Jacques Barbéri : la Mémoire du crime (le Cycle de Narcose – 2)
roman de Science-Fiction, 1992
- par ailleurs :
À condition d'emporter le lecteur sur le coussin d'air de la dialectique, l'écrivain de Science-Fiction a tous les droits, même celui de le conduire vers les repaires les plus inaccessibles de son inconscient. Certains ne se privent pas d'en abuser au point de se perdre dans les méandres de leur intimité. Il suffit d'un mauvais aiguillage de l'imagination pour s'égarer dans une impasse ; un concept mal placé peut faire dérailler la fiction ; un pont suspendu sur une mer de fantasmes et voilà que nous dépassons notre destination.
Aussi convient-il de saluer ceux qui triomphent de ces échecs, tout en prenant un maximum de risques.
L'un des plus aventureux parmi les auteurs français se nomme Jacques Barbéri qui, de roman en roman, a construit un univers si personnel qu'il ne suffit pas de se poser en lecteur averti de SF pour y pénétrer. Il faut en connaître certains arcanes. Savoir, par exemple, que ses personnages ont tendance à prendre leurs désirs pour la réalité, qu'ils sont conditionnés par leur environnement. En général, un habitat biologique et symbiotique qui se moule à leurs envies ou, plus souvent, les contrarie au point de devenir carrément dangereux, sinon mortel.

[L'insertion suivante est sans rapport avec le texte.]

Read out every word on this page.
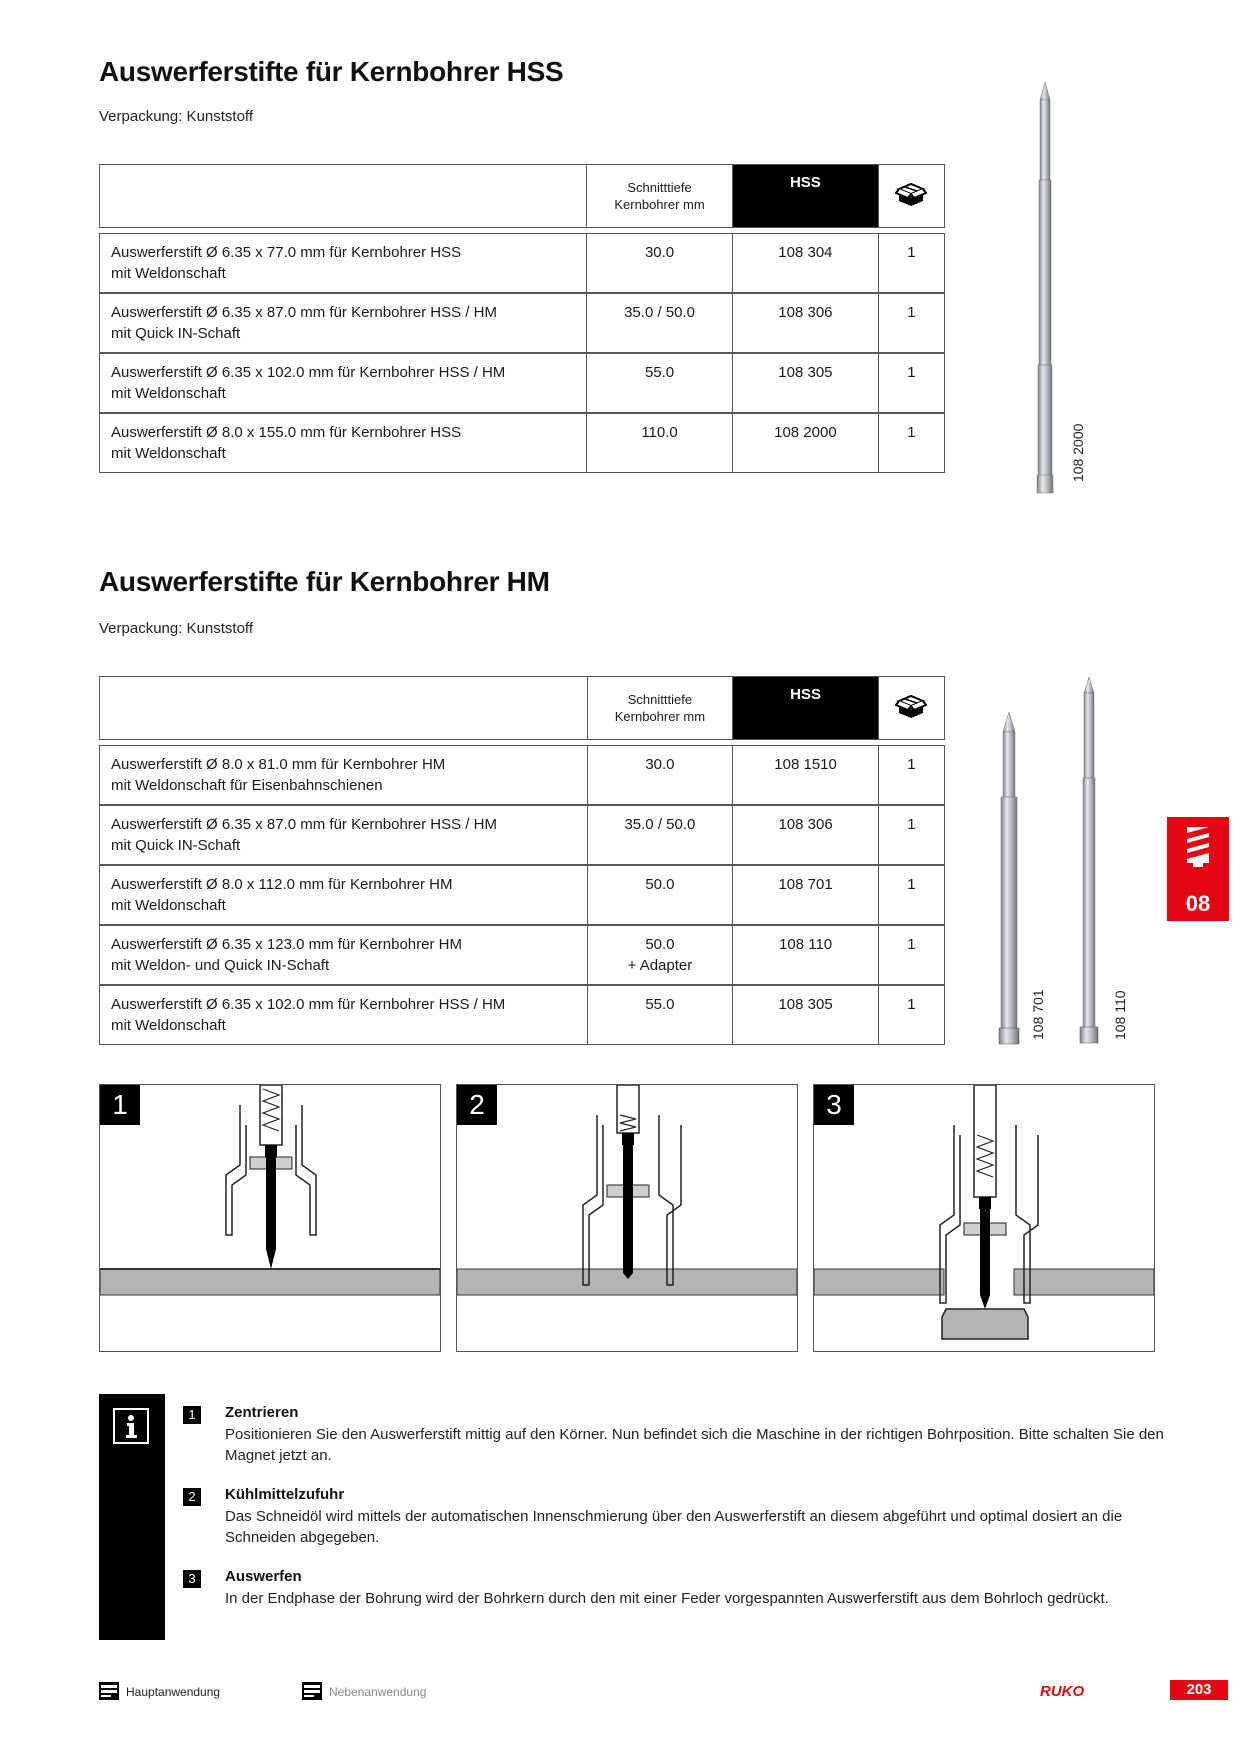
Auswerferstifte für Kernbohrer HSS
Verpackung: Kunststoff
	Schnitttiefe
Kernbohrer mm	HSS	

Auswerferstift Ø 6.35 x 77.0 mm für Kernbohrer HSS
mit Weldonschaft	30.0	108 304	1
Auswerferstift Ø 6.35 x 87.0 mm für Kernbohrer HSS / HM
mit Quick IN-Schaft	35.0 / 50.0	108 306	1
Auswerferstift Ø 6.35 x 102.0 mm für Kernbohrer HSS / HM
mit Weldonschaft	55.0	108 305	1
Auswerferstift Ø 8.0 x 155.0 mm für Kernbohrer HSS
mit Weldonschaft	110.0	108 2000	1	108 2000
Auswerferstifte für Kernbohrer HM
Verpackung: Kunststoff
	Schnitttiefe
Kernbohrer mm	HSS	

Auswerferstift Ø 8.0 x 81.0 mm für Kernbohrer HM
mit Weldonschaft für Eisenbahnschienen	30.0	108 1510	1
Auswerferstift Ø 6.35 x 87.0 mm für Kernbohrer HSS / HM
mit Quick IN-Schaft	35.0 / 50.0	108 306	1
Auswerferstift Ø 8.0 x 112.0 mm für Kernbohrer HM
mit Weldonschaft	50.0	108 701	1
Auswerferstift Ø 6.35 x 123.0 mm für Kernbohrer HM
mit Weldon- und Quick IN-Schaft	50.0
+ Adapter	108 110	1
Auswerferstift Ø 6.35 x 102.0 mm für Kernbohrer HSS / HM
mit Weldonschaft	55.0	108 305	1	108 701	108 110
08
1	2	3
1	Zentrieren
Positionieren Sie den Auswerferstift mittig auf den Körner. Nun befindet sich die Maschine in der richtigen Bohrposition. Bitte schalten Sie den Magnet jetzt an.
2	Kühlmittelzufuhr
Das Schneidöl wird mittels der automatischen Innenschmierung über den Auswerferstift an diesem abgeführt und optimal dosiert an die Schneiden abgegeben.
3	Auswerfen
In der Endphase der Bohrung wird der Bohrkern durch den mit einer Feder vorgespannten Auswerferstift aus dem Bohrloch gedrückt.
Hauptanwendung	Nebenanwendung	RUKO	203
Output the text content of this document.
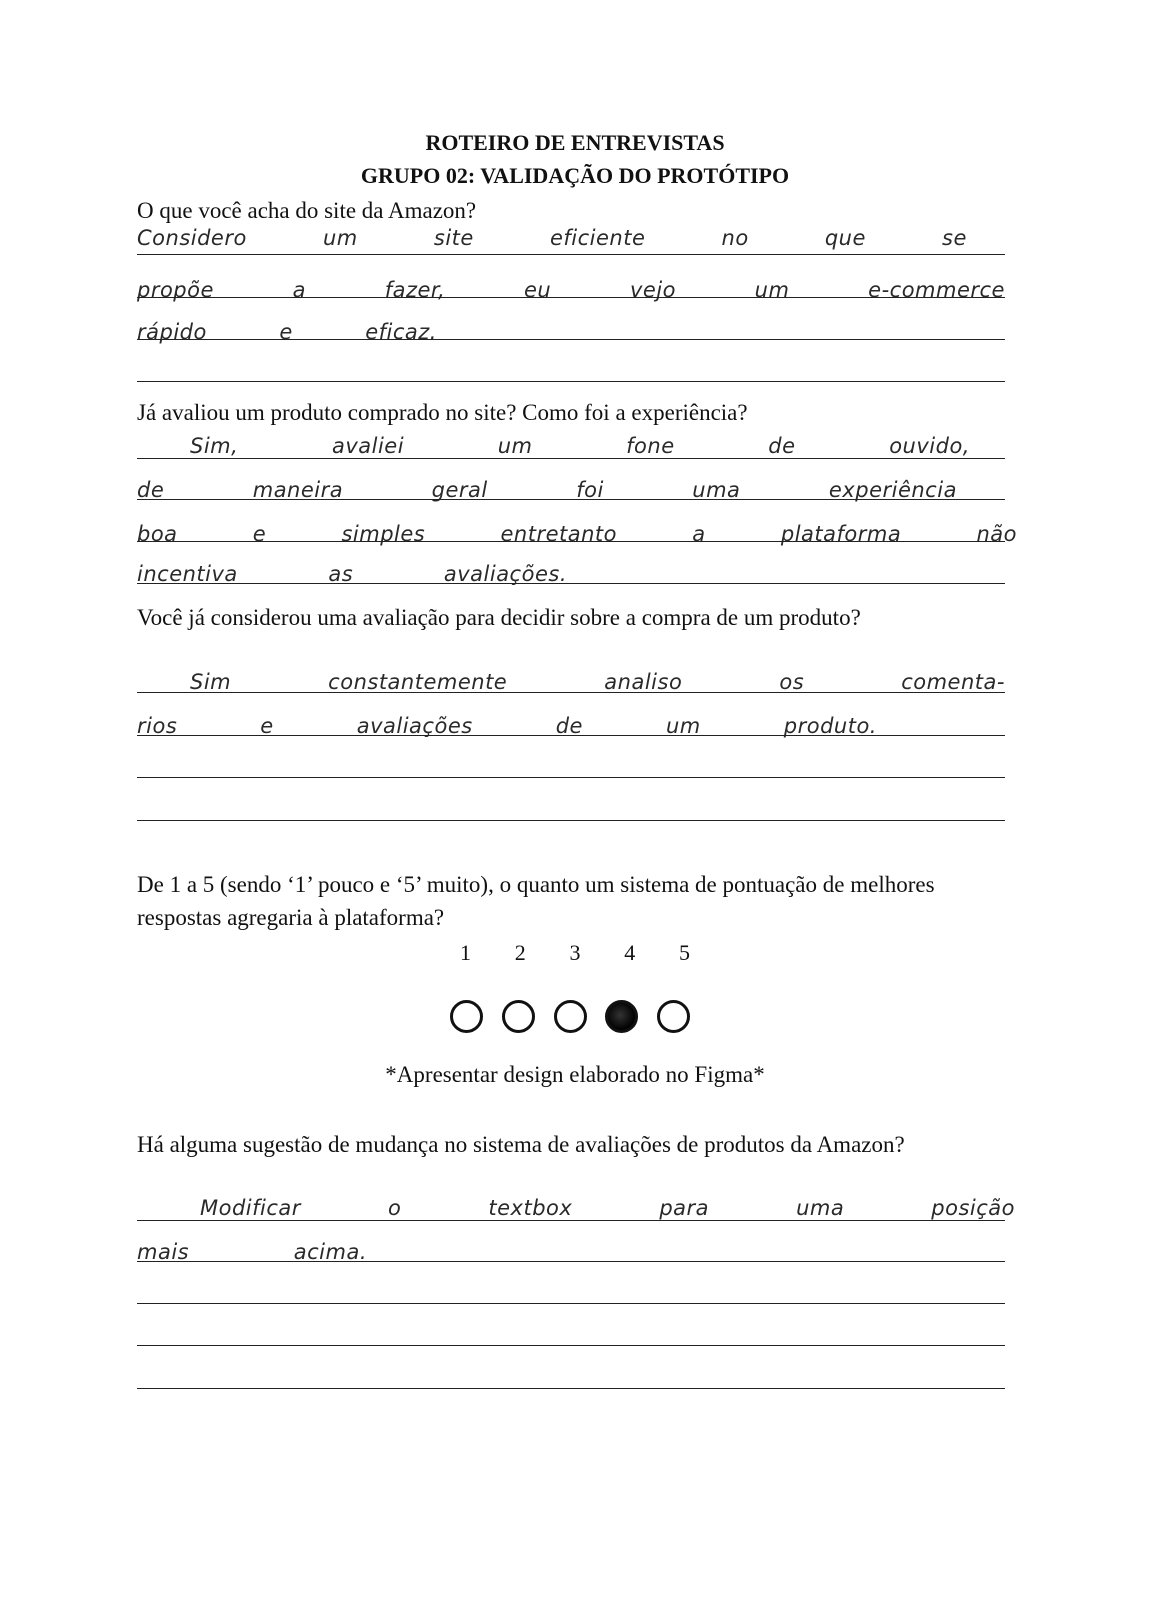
ROTEIRO DE ENTREVISTAS
GRUPO 02: VALIDAÇÃO DO PROTÓTIPO
O que você acha do site da Amazon?
Considero	um	site	eficiente	no	que	se
propõe	a	fazer,	eu	vejo	um	e-commerce
rápido	e	eficaz.
Já avaliou um produto comprado no site? Como foi a experiência?
Sim,	avaliei	um	fone	de	ouvido,
de	maneira	geral	foi	uma	experiência
boa	e	simples	entretanto	a	plataforma	não
incentiva	as	avaliações.
Você já considerou uma avaliação para decidir sobre a compra de um produto?
Sim	constantemente	analiso	os	comenta-
rios	e	avaliações	de	um	produto.
De 1 a 5 (sendo ‘1’ pouco e ‘5’ muito), o quanto um sistema de pontuação de melhores respostas agregaria à plataforma?
1 2 3 4 5
*Apresentar design elaborado no Figma*
Há alguma sugestão de mudança no sistema de avaliações de produtos da Amazon?
Modificar	o	textbox	para	uma	posição
mais	acima.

Dans la Mémoire du crime, Harry Botkine est si accro de virtualité qu'il a tendance à s'engager sans réfléchir dans les voies du bizarre. Le jour où sa petite amie fond littéralement dans ses bras pour finir dans l'évier ne l'étonne pas plus que de se trouver plus tard nez à nez avec un chat au corps d'araignée. Botkine, créateur d'opéras sensuels sous perfusion, est capable d'admettre l'impensable. Ce qui ne l'empêche pas d'estimer odieux qu'on liquéfie devant ses yeux l'amour de sa vie. Parce qu'il n'a plus rien à craindre de la folie et qu'il a l'humour bien accroché, Harry va mener son enquête contre l'impossible.
Au pays des métamorphoses, sur Narcose et ses sphères, les plus fous finissent par gagner, pense-t-il, surtout si l'inventivité de celui qui mène le récit dresse sans cesse de nouveaux traquenards pour s'y opposer. Car ce dernier a une faiblesse : il aime tellement jouer avec les mots qu'il les broie, les malaxe, les pétrit afin d'exprimer tout leur jus. Cette plasticité lui facilite l'adoption de concepts sémantiques plus performants que les néologismes assez ternes de la SF classique. Jusqu'à en produire un véritable style. Style si persuasif qu'il donne des indications au héros, assez pour se diriger dans ce labyrinthe, pour comprendre le sens et la finalité du roman. Pur jeu de société pour aficionados du surréel, la Mémoire du crime invite d'abord au plaisir de savoir qui triomphera, de l'écrivain ou de son héros. Il incite aussi à considérer la spéculation narrative comme une expression de l'art pour l'art. Reste que la séduction de Barbéri tient dans son prodigieux talent à visualiser ses dérives, à nous faire partager jusqu'à l'ivresse ses angoisses métaboliques.